Ce n’est de toutes façons par sur la validité des données ni sur la science du climat que portaient ces accusations: dès novembre 2009, il s’était rapidement avéré que les courriels ne contenaient rien d’incriminant, mais que l’objectif était de semer le doute dans une partie de l’opinion publique —qui plus est, à la veille de la rencontre annuelle des Nations unies sur les changements climatiques. 

De la même façon, ce n’est pas sur la validité des données que porte l’actuel procès. En face de Michael Mann, deux personnes: Rand Simberg, analyste au groupe de réflexion conservateur Competitive Enterprise Institute (CEI) qui, en 2012, a comparé Mann à un abuseur sexuel d’enfants. Et Mark Steyn, blogueur au magazine conservateur National Review, qui a accusé Mann d’être un fraudeur. Le premier procès pour diffamation avait été intenté en 2012 contre les deux organismes. En 2021, un tribunal avait conclu que ces organismes ne pouvaient être tenus responsables des attaques. 

Le CEI est un de ces groupes qui, généreusement financés par l’industrie pétrolière, attaquent les climatologues depuis trois décennies.
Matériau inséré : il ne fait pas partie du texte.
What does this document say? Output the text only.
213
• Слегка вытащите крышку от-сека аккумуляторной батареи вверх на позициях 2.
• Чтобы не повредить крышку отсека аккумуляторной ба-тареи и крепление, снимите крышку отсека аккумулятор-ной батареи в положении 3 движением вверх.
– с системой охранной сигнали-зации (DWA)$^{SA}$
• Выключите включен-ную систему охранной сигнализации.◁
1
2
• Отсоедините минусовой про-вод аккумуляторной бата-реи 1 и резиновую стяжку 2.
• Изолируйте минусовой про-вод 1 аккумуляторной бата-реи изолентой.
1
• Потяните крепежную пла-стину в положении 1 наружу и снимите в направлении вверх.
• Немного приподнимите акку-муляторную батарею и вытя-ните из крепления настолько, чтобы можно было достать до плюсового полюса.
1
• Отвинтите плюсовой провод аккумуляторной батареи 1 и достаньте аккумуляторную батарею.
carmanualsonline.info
Mark Steyn, qui est né au Canada, est depuis longtemps un commentateur régulier chez FoxTV et d’autres médias et avait été décrit en 2004 comme « le plus toxique des chroniqueurs de droite que vous ayez jamais entendus ». 

En 2017, l’organisme Union of Concerned Scientists avait publié un rapport sur la campagne de « harcèlement » contre Michael Mann pilotée par un réseau, dont fait partie le CEI, financé par deux magnats du pétrole: les frères Koch. 

À l’ouverture du procès, qui est prévu pour durer jusqu’au début de février, Steyn et Simberg ont allégué être protégés par le premier amendement de la constitution, qui défend la liberté d’expression aux États-Unis. Tous deux ont continué de comparer Michael Mann à un prédateur sexuel de Pennsylvanie emprisonné en 2012. Et Steyn a promis aux jurés que le procès serait « divertissant ».

 

Mise à jour, 9 février : Michael Mann a remporté son procès. Les jurés ont déclaré coupables de diffamation Rand Simberg et Mark Steyn et les ont condamnés à payer conjointement 1 million$ en dommages punitifs à Michael Mann —99% de cette somme devant être payée par le Canadien Michael Steyn. L'avocat de Michael Mann avait demandé aux jurés de se poser cette question sur les deux accusés: croient-ils vraiment à tout ce qu'ils disent, ou ne font-ils que pousser un ordre du jour climatosceptique? Entre autres choses, Simberg avait reconnu n'avoir lu aucune des recherches de Mann lorsqu'il l'avait comparé (comme Steyn) à un pédophile notoire.